Evaluating Prescriptive Policies Using Rewards
Given a policy $\pi(\mathbf{x})$ that assigns treatments to points, we can evaluate its quality using the estimated rewards in multiple ways.
Note that for observational data, the current policy is given by the treatment assignments. We can evaluate the quality of this policy to gain a standard of performance against which we can compare alternative policies.
Aggregate Policy Reward
The simplest way to evaluate the quality of a policy is by summing the rewards of the assigned treatments for each point:
\[\sum_i \Gamma_i(\pi(\mathbf{x}_i))\]
Comparison to Oracle
If the rewards have been estimated using Direct Method, you can also evaluate the performance of the policy by comparing to an oracle that picks the treatment with the best reward for each point. You might consider the following metrics:
- the proportion of points where the policy prescription matches the oracle prescription
- an assessment of the difference in rewards under the policy prescription and the oracle prescription, e.g. mean-squared error or mean-absolute error of the difference
You can only evaluate performance by comparing to an oracle if you estimated the rewards using the Direct Method. The other reward estimation methods only make sense when comparing the aggregate policy values
Training and Testing Setup
Evaluating prescriptive policies is more complicated than evaluating predictive problems. In particular, we recommend the following steps to ensure that you get a fair and useful out-of-sample evaluation when evaluating prescriptive policies.
Ensure Sufficient Test Data
Make sure you include enough data in the test set to train high-quality reward estimation models
Unlike a normal predictive model evaluation, reward estimation requires training models on the test set as part of the evaluation. If there is not enough data in the test set, the quality of the reward estimation may suffer, leading to an evaluation of the prescriptive policy that may be inaccurate and unreasonable.
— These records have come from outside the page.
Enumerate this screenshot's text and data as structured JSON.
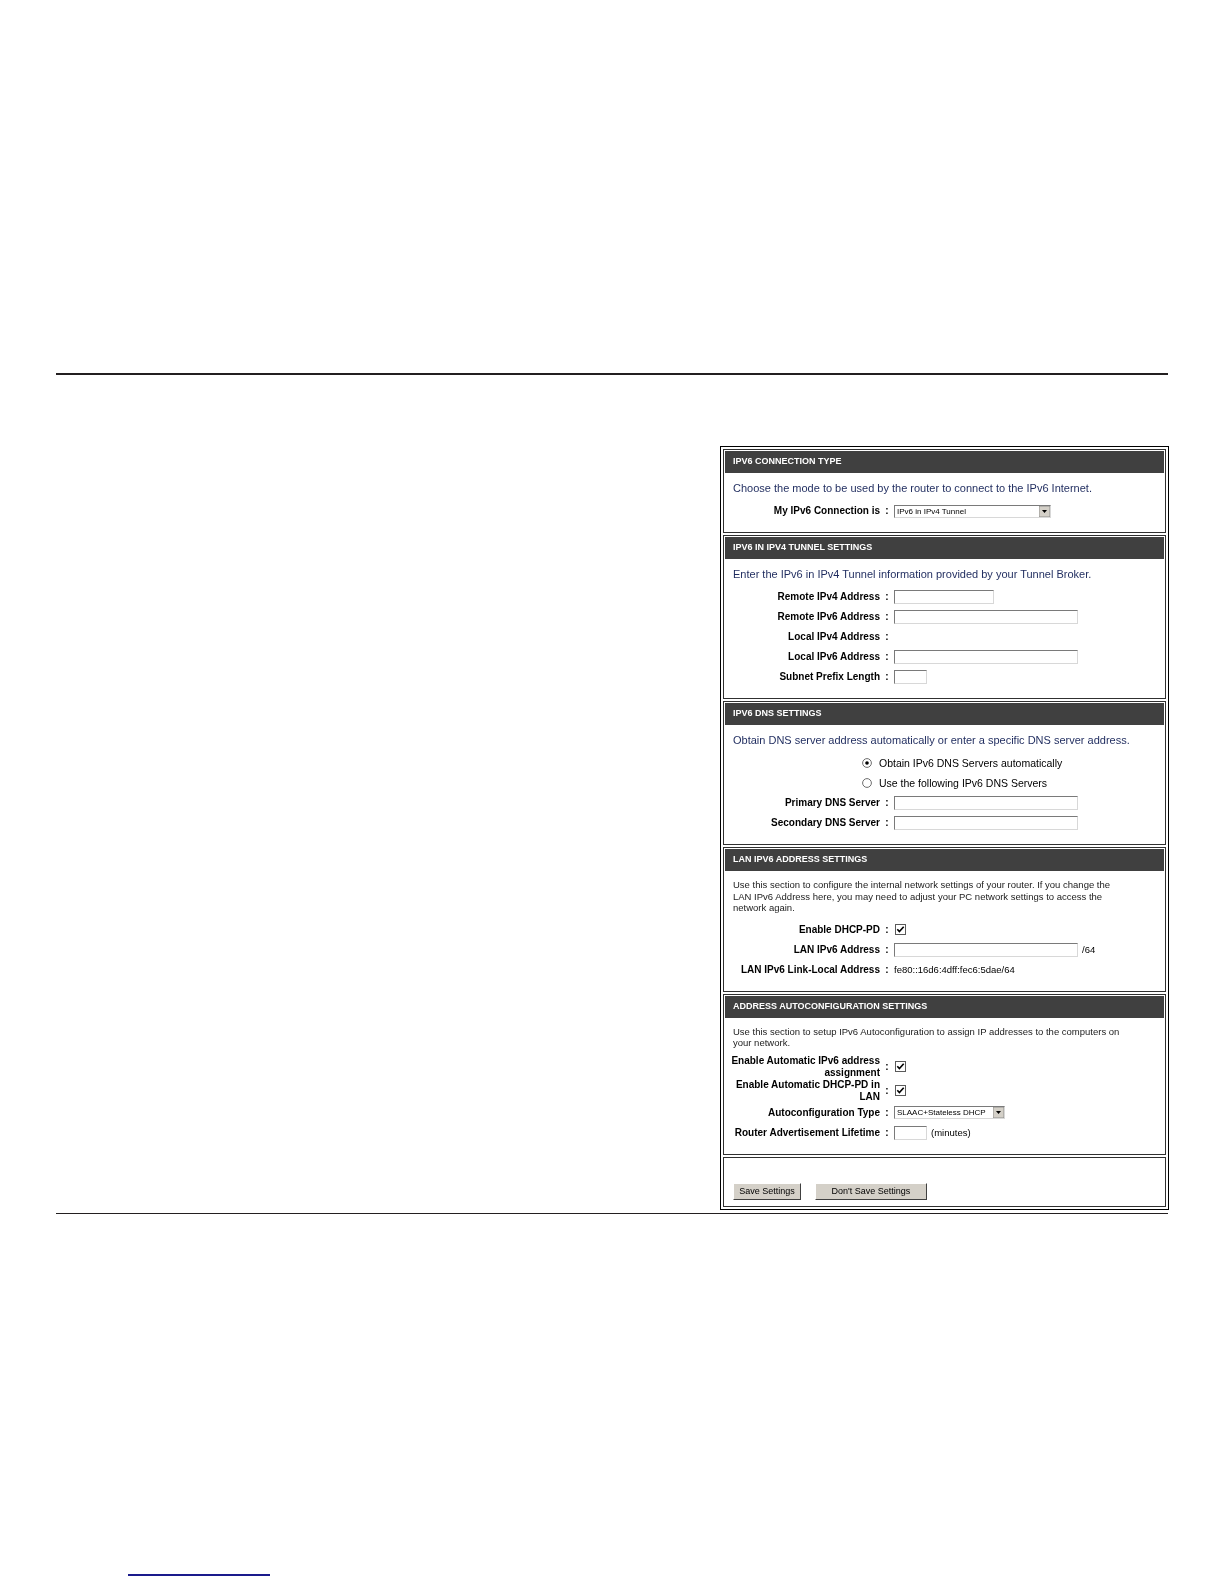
{
  "sections": [
    {
      "title": "IPV6 CONNECTION TYPE",
      "description": {
        "kind": "intro",
        "text": "Choose the mode to be used by the router to connect to the IPv6 Internet."
      },
      "fields": [
        {
          "kind": "select",
          "label": "My IPv6 Connection is",
          "colon": ":",
          "value": "IPv6 in IPv4 Tunnel"
        }
      ]
    },
    {
      "title": "IPV6 IN IPV4 TUNNEL SETTINGS",
      "description": {
        "kind": "intro",
        "text": "Enter the IPv6 in IPv4 Tunnel information provided by your Tunnel Broker."
      },
      "fields": [
        {
          "kind": "ipv4-input",
          "label": "Remote IPv4 Address",
          "colon": ":"
        },
        {
          "kind": "ipv6-input",
          "label": "Remote IPv6 Address",
          "colon": ":"
        },
        {
          "kind": "static",
          "label": "Local IPv4 Address",
          "colon": ":"
        },
        {
          "kind": "ipv6-input",
          "label": "Local IPv6 Address",
          "colon": ":"
        },
        {
          "kind": "number-input",
          "label": "Subnet Prefix Length",
          "colon": ":"
        }
      ]
    },
    {
      "title": "IPV6 DNS SETTINGS",
      "description": {
        "kind": "intro",
        "text": "Obtain DNS server address automatically or enter a specific DNS server address."
      },
      "fields": [
        {
          "kind": "radio",
          "label": "Obtain IPv6 DNS Servers automatically",
          "selected": true
        },
        {
          "kind": "radio",
          "label": "Use the following IPv6 DNS Servers",
          "selected": false
        },
        {
          "kind": "ipv6-input",
          "label": "Primary DNS Server",
          "colon": ":"
        },
        {
          "kind": "ipv6-input",
          "label": "Secondary DNS Server",
          "colon": ":"
        }
      ]
    },
    {
      "title": "LAN IPV6 ADDRESS SETTINGS",
      "description": {
        "kind": "help",
        "text": "Use this section to configure the internal network settings of your router. If you change the LAN IPv6 Address here, you may need to adjust your PC network settings to access the network again."
      },
      "fields": [
        {
          "kind": "checkbox",
          "label": "Enable DHCP-PD",
          "colon": ":",
          "checked": true
        },
        {
          "kind": "ipv6-input",
          "label": "LAN IPv6 Address",
          "colon": ":",
          "suffix": "/64"
        },
        {
          "kind": "text-value",
          "label": "LAN IPv6 Link-Local Address",
          "colon": ":",
          "value": "fe80::16d6:4dff:fec6:5dae/64"
        }
      ]
    },
    {
      "title": "ADDRESS AUTOCONFIGURATION SETTINGS",
      "description": {
        "kind": "help",
        "text": "Use this section to setup IPv6 Autoconfiguration to assign IP addresses to the computers on your network."
      },
      "fields": [
        {
          "kind": "checkbox",
          "label": "Enable Automatic IPv6 address assignment",
          "colon": ":",
          "checked": true
        },
        {
          "kind": "checkbox",
          "label": "Enable Automatic DHCP-PD in LAN",
          "colon": ":",
          "checked": true
        },
        {
          "kind": "select",
          "label": "Autoconfiguration Type",
          "colon": ":",
          "value": "SLAAC+Stateless DHCP"
        },
        {
          "kind": "number-input",
          "label": "Router Advertisement Lifetime",
          "colon": ":",
          "suffix": "(minutes)"
        }
      ]
    }
  ],
  "buttons": [
    {
      "label": "Save Settings"
    },
    {
      "label": "Don't Save Settings"
    }
  ]
}
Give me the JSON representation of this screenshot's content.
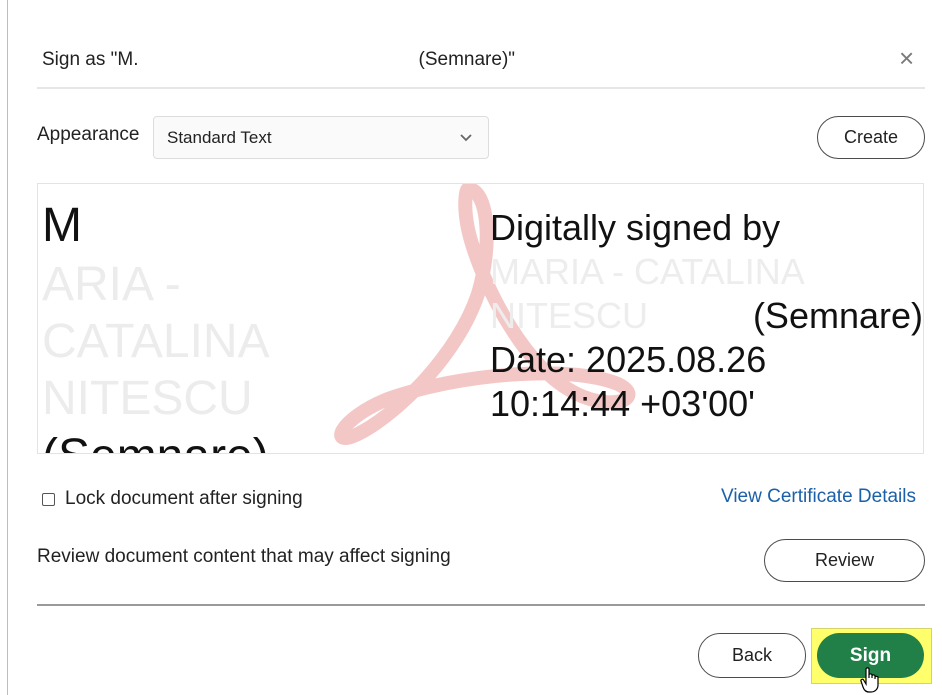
{
  "dialog": {
    "title_prefix": "Sign as \"M.",
    "title_suffix": "(Semnare)\"",
    "close_glyph": "×"
  },
  "appearance": {
    "label": "Appearance",
    "selected": "Standard Text",
    "create_label": "Create"
  },
  "preview": {
    "left_lines": [
      "M",
      "ARIA -",
      "CATALINA",
      "NITESCU",
      "(Semnare)"
    ],
    "right_lines": [
      "Digitally signed by",
      "MARIA - CATALINA",
      "NITESCU",
      "(Semnare)",
      "Date: 2025.08.26",
      "10:14:44 +03'00'"
    ]
  },
  "options": {
    "lock_label": "Lock document after signing",
    "lock_checked": false,
    "cert_link": "View Certificate Details",
    "review_text": "Review document content that may affect signing",
    "review_label": "Review"
  },
  "footer": {
    "back_label": "Back",
    "sign_label": "Sign"
  },
  "colors": {
    "sign_button": "#218048",
    "highlight": "#ffff6b",
    "link": "#1b60a8",
    "watermark": "#f4c7c7"
  },
  "icons": {
    "close": "close-icon",
    "dropdown": "chevron-down-icon",
    "watermark": "acrobat-logo-icon",
    "cursor": "hand-pointer-icon"
  }
}
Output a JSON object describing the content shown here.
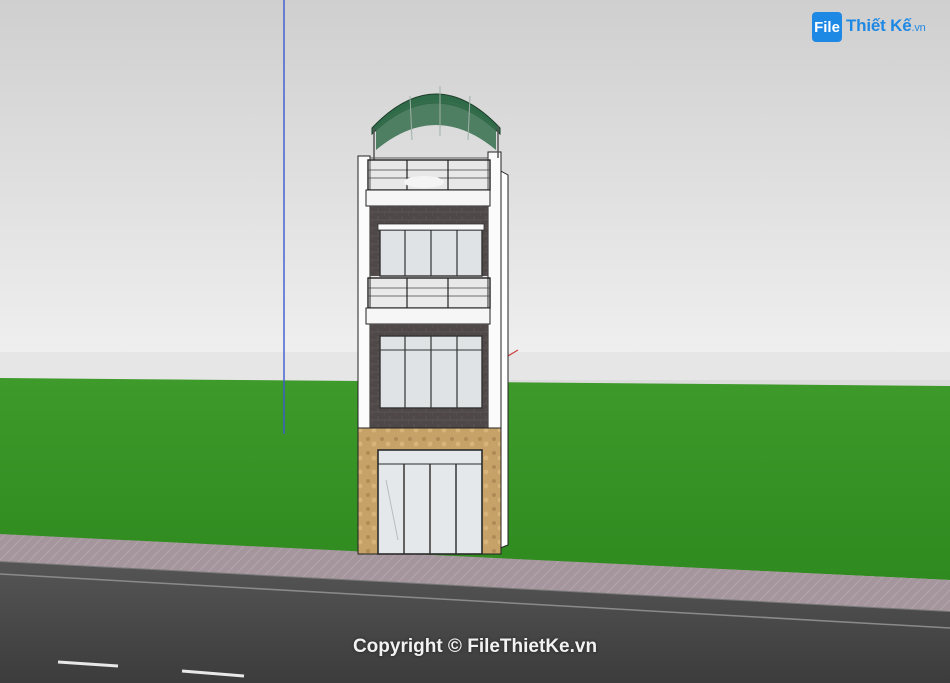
{
  "watermark": {
    "logo_mark": "File",
    "logo_name": "Thiết Kế",
    "logo_domain": ".vn",
    "copyright": "Copyright © FileThietKe.vn"
  },
  "colors": {
    "sky": "#e4e4e4",
    "grass": "#3f9a2a",
    "sidewalk": "#a89aa0",
    "road": "#4c4c4c",
    "roof": "#2f6b48",
    "facade_white": "#f4f4f4",
    "brick": "#5a5050",
    "stone": "#c7a268",
    "logo_blue": "#1e88e5"
  },
  "scene": {
    "subject": "three-storey-townhouse-3d-model",
    "icon_names": [
      "axis-line-icon",
      "arched-roof-icon",
      "glass-door-icon",
      "balcony-railing-icon"
    ]
  }
}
We recommend using much more data for the test set than usual for a prescriptive problem. Allocating 50% of the data for testing is a good starting point.
Proper Separation of Training and Test Sets
When using reward estimation for evaluating prescription policies, you should estimate the rewards using fit_predict!
on the test data.
In order to simulate a fair out-of-sample evaluation, we need to prevent any information leaking from the training data into the estimated rewards. This ensures that the rewards used for evaluation are purely a function of the testing data.
In this circumstance, it is important that fit_predict!
is used to fit the model and estimate the rewards in a single step, rather than using fit!
followed by predict
. This is because fit_predict!
contains additional measures that reduce overfitting in the reward estimation process.